Although directors at the top level have bought into the agenda, concerns are being raised that a “hearts and minds” battle is still to be won on the frontline.
The issue was raised at the annual conference of In Control, the charity that has pioneered personalisation.
Paul Davies, assistant executive director for adult social care at Oldham Borough Council, said there were examples where people had “tried to frustrate” the process and this was “a more common experience than was right or proper”.
He said: “Some people don’t believe there’s any other way of delivering social care in the way it’s been handed down.” As such they did not always feel they had to participate in its “delivery in a whole-hearted sense”.
He added: “Are there people against individual choice and control? I can say there are because I’ve worked with them.”
His reaction has been echoed by Andrew Tyson, policy and communications lead for the charity In Control, who said part of the problem was in giving up control.
He said: “People want to do the right thing, but it’s quite difficult when we’ve been acculturated to doing things for people and running establishments for people.”

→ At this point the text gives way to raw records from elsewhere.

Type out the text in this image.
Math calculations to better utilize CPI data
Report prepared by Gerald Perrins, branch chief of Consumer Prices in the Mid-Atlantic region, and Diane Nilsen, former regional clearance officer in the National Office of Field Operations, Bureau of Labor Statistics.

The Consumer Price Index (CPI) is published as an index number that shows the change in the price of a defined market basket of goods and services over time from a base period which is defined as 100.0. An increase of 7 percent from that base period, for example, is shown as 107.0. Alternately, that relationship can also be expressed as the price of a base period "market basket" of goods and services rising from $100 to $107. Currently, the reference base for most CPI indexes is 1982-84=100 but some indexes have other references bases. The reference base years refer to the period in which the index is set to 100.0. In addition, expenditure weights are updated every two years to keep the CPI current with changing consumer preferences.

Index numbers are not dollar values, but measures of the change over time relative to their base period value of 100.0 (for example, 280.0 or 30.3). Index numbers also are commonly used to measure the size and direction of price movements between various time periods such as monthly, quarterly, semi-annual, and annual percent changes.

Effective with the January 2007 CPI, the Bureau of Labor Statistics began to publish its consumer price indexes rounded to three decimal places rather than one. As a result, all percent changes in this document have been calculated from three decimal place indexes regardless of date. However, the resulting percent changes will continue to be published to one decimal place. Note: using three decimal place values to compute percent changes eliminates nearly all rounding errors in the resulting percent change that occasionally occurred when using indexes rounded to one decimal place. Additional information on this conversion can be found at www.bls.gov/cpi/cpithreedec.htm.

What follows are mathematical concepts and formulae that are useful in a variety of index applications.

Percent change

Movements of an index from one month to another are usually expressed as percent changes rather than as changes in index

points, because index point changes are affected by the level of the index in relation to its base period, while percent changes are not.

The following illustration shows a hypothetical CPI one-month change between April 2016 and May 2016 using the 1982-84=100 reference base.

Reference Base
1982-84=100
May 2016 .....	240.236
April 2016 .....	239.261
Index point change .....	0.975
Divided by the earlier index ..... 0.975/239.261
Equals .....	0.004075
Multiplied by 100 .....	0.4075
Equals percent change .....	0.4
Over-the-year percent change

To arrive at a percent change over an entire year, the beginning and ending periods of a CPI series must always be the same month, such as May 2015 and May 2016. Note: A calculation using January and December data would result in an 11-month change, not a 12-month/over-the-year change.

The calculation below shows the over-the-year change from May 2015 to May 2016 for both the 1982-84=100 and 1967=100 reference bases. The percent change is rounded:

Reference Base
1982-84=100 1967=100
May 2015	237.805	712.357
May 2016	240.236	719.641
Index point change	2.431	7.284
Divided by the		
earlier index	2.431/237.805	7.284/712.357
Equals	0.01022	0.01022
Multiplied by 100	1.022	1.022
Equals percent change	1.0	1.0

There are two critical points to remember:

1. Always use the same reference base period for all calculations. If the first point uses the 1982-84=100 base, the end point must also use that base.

There are also issues around some authorities using local rules and regulations that mean service users’ lived experience fails to change when they switch from traditional care packages to personal budgets.
The concerns come despite the Putting People First personalisation agenda having been running for nearly two years in England.

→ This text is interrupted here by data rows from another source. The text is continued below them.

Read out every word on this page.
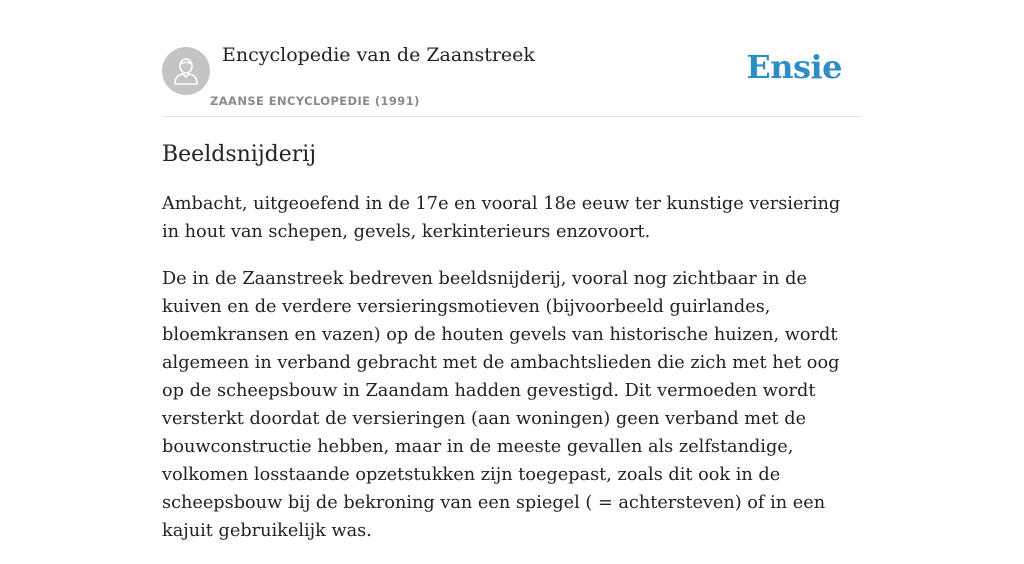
Encyclopedie van de Zaanstreek
ZAANSE ENCYCLOPEDIE (1991)
Ensie
Beeldsnijderij

Ambacht, uitgeoefend in de 17e en vooral 18e eeuw ter kunstige versiering in hout van schepen, gevels, kerkinterieurs enzovoort.

De in de Zaanstreek bedreven beeldsnijderij, vooral nog zichtbaar in de kuiven en de verdere versieringsmotieven (bijvoorbeeld guirlandes, bloemkransen en vazen) op de houten gevels van historische huizen, wordt algemeen in verband gebracht met de ambachtslieden die zich met het oog op de scheepsbouw in Zaandam hadden gevestigd. Dit vermoeden wordt versterkt doordat de versieringen (aan woningen) geen verband met de bouwconstructie hebben, maar in de meeste gevallen als zelfstandige, volkomen losstaande opzetstukken zijn toegepast, zoals dit ook in de scheepsbouw bij de bekroning van een spiegel ( = achtersteven) of in een kajuit gebruikelijk was.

As part of this all authorities have to meet a target of having 30% of social care users on personal budget by April 2011.
Attached to the personalisation agenda is a three-year social care reform grant worth £520m.

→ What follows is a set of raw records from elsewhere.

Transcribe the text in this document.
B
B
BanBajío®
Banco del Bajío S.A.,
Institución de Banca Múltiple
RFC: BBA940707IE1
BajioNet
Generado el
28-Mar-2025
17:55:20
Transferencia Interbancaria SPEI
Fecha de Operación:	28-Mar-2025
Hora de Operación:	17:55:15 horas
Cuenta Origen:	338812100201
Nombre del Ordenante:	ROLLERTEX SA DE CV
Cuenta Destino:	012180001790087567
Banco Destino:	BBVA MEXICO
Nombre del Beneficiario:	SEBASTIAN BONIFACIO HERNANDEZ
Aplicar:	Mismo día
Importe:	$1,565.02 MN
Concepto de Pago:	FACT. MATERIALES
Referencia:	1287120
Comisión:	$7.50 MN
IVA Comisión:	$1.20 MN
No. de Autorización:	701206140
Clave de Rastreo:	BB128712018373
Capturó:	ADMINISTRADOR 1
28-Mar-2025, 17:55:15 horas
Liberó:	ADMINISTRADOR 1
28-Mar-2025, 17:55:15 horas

However, In Control thinks this is generally being used by councils to change systems rather than in ensuring social work managers can provide “real leadership” in personalisation.
In an interview with Community Care, Jeff Jerome – national director for social care transformation – said a “handful of authorities” were creating cause for concern in terms of meeting the 30% target and would need to “move very quickly” to achieve it.
But speaking during the In Control conference he said: “Overall I would say that two years in we are in a pretty good place. It was never likely this would be an agenda that would just happen.”